Yankee stadium has vaccinated and unvaccinated sections. Bruce Springsteen has announced a vaccine mandate for his intimate “Springsteen on Broadway” show. Audience members will need to be fully vaccinated with a FDA-approved vaccine, which means, as the Toronto Star reported, Canadians who received the non-FDA approved AstraZeneca vaccine won’t, for now, be allowed in.
The closer the quarters, the higher the risk of transmission. “I think the unvaccinated may feel somewhat embarrassed, or they feel like they’re going to be persecuted or stigmatized,” said Caplan, founding head of the division of ethics at NYU Langone Medical Center.
“But to some extent, if the store says shopping is opened to the vaccinated, they have that right.” Is it discrimination? “No, it’s prudence. Being prudent is not discriminating.”

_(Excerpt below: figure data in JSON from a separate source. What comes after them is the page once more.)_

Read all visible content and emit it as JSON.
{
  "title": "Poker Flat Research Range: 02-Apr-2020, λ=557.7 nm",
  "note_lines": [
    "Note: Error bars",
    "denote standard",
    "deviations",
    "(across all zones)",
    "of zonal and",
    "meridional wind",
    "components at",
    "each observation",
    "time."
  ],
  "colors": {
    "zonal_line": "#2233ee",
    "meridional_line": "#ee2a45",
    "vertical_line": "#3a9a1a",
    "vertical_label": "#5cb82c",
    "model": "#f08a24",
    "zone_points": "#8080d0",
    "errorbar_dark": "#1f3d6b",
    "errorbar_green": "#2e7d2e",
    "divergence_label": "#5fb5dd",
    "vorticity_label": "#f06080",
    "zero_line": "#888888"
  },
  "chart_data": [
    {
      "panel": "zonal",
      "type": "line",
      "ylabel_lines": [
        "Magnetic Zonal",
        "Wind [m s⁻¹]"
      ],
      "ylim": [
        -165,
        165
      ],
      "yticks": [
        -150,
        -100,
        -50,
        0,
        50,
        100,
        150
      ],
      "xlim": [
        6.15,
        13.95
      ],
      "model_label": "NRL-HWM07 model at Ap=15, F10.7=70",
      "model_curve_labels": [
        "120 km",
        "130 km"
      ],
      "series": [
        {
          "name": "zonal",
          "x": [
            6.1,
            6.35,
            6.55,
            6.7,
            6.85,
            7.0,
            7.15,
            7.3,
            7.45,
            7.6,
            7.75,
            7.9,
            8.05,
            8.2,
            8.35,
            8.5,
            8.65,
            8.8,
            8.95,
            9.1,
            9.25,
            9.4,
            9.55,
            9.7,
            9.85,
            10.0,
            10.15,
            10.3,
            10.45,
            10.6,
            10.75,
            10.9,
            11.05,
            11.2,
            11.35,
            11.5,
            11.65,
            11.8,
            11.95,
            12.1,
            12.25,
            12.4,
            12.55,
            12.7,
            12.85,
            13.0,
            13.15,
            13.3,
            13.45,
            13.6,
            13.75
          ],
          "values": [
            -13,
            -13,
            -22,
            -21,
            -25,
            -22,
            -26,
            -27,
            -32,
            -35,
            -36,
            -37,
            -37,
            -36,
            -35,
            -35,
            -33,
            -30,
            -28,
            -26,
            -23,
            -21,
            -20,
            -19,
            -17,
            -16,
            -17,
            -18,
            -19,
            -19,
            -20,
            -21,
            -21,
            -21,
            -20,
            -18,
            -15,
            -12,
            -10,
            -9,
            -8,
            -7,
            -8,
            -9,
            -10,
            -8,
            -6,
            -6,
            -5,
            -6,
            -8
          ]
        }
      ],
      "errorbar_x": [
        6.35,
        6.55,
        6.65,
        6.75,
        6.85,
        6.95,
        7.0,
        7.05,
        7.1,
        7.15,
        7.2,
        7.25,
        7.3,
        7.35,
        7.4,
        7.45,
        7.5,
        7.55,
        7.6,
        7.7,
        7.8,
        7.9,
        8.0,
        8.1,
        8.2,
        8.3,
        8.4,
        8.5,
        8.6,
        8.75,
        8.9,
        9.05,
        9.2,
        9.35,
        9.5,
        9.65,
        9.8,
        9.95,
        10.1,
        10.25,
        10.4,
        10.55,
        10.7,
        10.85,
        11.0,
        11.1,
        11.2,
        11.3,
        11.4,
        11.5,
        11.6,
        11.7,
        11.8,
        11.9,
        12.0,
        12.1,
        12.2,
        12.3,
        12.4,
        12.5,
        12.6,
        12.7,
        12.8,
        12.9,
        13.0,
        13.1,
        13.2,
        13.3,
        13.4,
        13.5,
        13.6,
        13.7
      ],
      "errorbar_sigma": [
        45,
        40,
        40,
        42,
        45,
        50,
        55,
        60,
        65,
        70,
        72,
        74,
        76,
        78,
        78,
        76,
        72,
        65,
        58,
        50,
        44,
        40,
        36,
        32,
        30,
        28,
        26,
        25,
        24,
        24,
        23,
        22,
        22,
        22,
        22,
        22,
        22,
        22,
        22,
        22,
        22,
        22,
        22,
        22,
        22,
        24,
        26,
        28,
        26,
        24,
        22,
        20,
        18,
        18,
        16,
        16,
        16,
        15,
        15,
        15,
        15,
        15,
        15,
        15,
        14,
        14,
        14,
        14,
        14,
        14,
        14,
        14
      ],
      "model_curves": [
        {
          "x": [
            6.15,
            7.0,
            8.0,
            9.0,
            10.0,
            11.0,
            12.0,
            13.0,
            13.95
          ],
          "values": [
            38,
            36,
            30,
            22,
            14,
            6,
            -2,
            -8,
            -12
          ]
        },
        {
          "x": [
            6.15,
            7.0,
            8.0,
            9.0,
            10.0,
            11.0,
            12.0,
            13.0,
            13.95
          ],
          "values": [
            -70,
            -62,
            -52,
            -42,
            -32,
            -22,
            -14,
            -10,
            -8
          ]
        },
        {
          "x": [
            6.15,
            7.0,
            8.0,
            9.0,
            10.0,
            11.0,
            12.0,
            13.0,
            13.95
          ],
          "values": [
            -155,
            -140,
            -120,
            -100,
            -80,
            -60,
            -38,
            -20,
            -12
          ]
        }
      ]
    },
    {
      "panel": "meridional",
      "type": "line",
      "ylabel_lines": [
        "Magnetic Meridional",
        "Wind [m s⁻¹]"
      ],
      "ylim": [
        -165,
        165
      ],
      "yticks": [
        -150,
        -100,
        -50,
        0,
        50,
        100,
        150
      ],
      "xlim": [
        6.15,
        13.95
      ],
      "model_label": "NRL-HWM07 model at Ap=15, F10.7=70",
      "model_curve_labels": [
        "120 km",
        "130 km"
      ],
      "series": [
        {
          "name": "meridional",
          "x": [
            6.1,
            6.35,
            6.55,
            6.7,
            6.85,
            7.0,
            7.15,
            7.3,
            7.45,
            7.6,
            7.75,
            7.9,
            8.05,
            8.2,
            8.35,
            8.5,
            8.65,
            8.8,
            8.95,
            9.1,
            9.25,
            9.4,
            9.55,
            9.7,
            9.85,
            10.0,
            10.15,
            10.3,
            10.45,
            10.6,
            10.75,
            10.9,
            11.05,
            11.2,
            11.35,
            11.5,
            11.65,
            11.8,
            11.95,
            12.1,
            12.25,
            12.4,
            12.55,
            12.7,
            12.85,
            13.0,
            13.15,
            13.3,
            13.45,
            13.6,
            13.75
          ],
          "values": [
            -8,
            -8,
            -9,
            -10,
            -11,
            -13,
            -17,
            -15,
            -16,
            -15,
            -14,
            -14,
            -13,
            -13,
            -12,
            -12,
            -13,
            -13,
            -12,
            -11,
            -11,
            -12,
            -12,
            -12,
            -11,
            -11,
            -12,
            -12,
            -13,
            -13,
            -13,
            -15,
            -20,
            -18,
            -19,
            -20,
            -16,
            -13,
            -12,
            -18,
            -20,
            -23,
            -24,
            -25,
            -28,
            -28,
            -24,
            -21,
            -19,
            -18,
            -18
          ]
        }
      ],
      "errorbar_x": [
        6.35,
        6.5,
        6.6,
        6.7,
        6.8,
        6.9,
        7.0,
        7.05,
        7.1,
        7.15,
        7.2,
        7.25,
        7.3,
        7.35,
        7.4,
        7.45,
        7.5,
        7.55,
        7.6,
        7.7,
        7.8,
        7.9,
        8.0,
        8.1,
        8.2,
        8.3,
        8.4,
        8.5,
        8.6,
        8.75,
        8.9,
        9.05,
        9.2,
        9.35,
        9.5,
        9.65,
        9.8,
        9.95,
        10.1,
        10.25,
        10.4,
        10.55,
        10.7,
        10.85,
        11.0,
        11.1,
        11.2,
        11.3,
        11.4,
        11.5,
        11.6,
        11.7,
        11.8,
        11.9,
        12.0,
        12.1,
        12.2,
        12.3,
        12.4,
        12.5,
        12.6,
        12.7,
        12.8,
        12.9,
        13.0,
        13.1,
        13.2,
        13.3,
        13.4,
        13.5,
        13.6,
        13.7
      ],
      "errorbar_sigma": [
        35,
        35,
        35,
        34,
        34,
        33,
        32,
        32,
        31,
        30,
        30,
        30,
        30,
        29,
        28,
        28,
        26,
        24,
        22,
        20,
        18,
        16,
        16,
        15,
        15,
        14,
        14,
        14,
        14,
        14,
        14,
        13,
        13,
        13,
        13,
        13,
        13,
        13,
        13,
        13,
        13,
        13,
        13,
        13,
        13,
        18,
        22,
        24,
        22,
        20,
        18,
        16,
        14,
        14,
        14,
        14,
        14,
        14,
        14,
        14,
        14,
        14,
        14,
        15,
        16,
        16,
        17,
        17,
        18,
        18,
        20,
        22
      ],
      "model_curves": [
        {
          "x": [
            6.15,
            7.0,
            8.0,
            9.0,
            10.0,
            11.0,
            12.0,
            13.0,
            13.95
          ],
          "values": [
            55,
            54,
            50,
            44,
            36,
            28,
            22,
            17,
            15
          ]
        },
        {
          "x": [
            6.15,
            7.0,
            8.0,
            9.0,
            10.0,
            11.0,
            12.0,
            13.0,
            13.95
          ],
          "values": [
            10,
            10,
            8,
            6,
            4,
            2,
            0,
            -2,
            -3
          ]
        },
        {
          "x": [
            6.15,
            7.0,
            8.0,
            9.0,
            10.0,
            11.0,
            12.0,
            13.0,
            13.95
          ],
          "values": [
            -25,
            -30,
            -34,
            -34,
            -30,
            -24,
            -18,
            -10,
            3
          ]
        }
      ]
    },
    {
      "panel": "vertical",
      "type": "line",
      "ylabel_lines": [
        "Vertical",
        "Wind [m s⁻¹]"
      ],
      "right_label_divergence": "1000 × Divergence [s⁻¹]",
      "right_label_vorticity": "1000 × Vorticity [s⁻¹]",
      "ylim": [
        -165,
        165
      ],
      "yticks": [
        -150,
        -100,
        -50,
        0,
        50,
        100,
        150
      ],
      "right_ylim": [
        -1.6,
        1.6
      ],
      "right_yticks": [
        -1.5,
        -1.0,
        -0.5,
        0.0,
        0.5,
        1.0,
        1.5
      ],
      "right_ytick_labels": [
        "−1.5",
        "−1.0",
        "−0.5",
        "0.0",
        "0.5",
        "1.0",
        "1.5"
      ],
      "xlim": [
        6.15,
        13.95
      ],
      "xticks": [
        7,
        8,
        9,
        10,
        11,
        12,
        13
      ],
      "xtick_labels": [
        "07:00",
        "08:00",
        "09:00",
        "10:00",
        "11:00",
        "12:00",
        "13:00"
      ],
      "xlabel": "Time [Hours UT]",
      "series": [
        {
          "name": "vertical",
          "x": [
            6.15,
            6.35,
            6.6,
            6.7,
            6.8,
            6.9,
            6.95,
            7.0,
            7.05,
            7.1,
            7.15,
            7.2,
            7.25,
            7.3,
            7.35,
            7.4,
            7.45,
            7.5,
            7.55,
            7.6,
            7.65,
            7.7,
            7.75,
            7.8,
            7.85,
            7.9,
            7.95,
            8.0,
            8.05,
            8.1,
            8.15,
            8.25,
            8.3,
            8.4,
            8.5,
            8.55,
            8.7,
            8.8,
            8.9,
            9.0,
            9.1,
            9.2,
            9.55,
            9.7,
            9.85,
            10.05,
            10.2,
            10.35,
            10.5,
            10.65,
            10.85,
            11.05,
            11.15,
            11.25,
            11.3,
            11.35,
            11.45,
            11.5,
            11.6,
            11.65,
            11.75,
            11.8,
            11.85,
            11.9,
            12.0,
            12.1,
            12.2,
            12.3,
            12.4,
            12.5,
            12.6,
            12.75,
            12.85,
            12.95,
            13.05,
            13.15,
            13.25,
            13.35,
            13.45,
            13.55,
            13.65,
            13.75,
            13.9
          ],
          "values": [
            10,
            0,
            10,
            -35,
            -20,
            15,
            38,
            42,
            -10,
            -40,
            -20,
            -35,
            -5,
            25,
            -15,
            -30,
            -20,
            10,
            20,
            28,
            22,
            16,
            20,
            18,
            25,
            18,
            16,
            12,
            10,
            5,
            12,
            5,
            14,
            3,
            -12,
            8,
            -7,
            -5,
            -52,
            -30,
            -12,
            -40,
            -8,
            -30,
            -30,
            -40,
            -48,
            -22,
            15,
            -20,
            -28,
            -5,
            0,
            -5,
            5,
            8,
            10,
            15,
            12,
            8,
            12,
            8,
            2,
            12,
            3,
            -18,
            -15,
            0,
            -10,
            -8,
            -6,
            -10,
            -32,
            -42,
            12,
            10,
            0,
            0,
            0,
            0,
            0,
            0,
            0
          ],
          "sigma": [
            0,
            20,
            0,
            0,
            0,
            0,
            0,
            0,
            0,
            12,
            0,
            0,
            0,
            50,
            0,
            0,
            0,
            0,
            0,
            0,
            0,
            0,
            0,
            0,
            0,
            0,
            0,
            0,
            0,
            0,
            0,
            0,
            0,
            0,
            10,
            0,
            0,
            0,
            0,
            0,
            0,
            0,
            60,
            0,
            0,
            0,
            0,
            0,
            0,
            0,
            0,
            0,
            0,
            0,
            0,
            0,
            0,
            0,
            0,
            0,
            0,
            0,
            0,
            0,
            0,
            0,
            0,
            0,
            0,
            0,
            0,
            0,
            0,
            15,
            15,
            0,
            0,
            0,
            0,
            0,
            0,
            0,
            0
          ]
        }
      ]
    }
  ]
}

Being prudent is not discriminating
In more social settings, those opposed to vaccination should have the courage of their convictions, he said, “and talk to friends and neighbours and people in more close situations honestly.
“Maybe they’re not going to let you in the wedding. Maybe they’ll seat you at a section where other unvaccinated people sit,” Caplan said. But they should be forthcoming. “I would say, ‘I am going to this function and I want you to know this,’ just like I might say, ‘I’m coming to this function and I have tuberculosis. I may be coughing a lot, is that OK with you?’”
The U.S. is beginning to see an increase in places requiring vaccination, including hospitals, universities and some businesses, more than was true a month or two ago, an uptick Caplan believes is due to data showing how effective the vaccines have been, and worry over more contagious variants of the virus. “People are nervous about that here,” he said.
Bowman hopes the vaccination wrangle is a fleeting problem for the summer of 2021. Canada’s vaccination rates are rising — nationally, 65 per cent of the eligible population has received at least one dose. Still, the early enthusiasm may be waning in some pockets. Alberta and Manitoba are now dangling vaccine lotteries as an incentive to boost rates.
While the global situation is still not good, Bowman’s hope — and it’s hope, not a scientific prediction — is that, sometime around Labour Day, “if we’re over 80 per cent vaccinated (in Canada), and double vaccinated, the numbers of cases are just going to crash, so much that the presence of the virus in our society is close to nothing, and people won’t care so much.”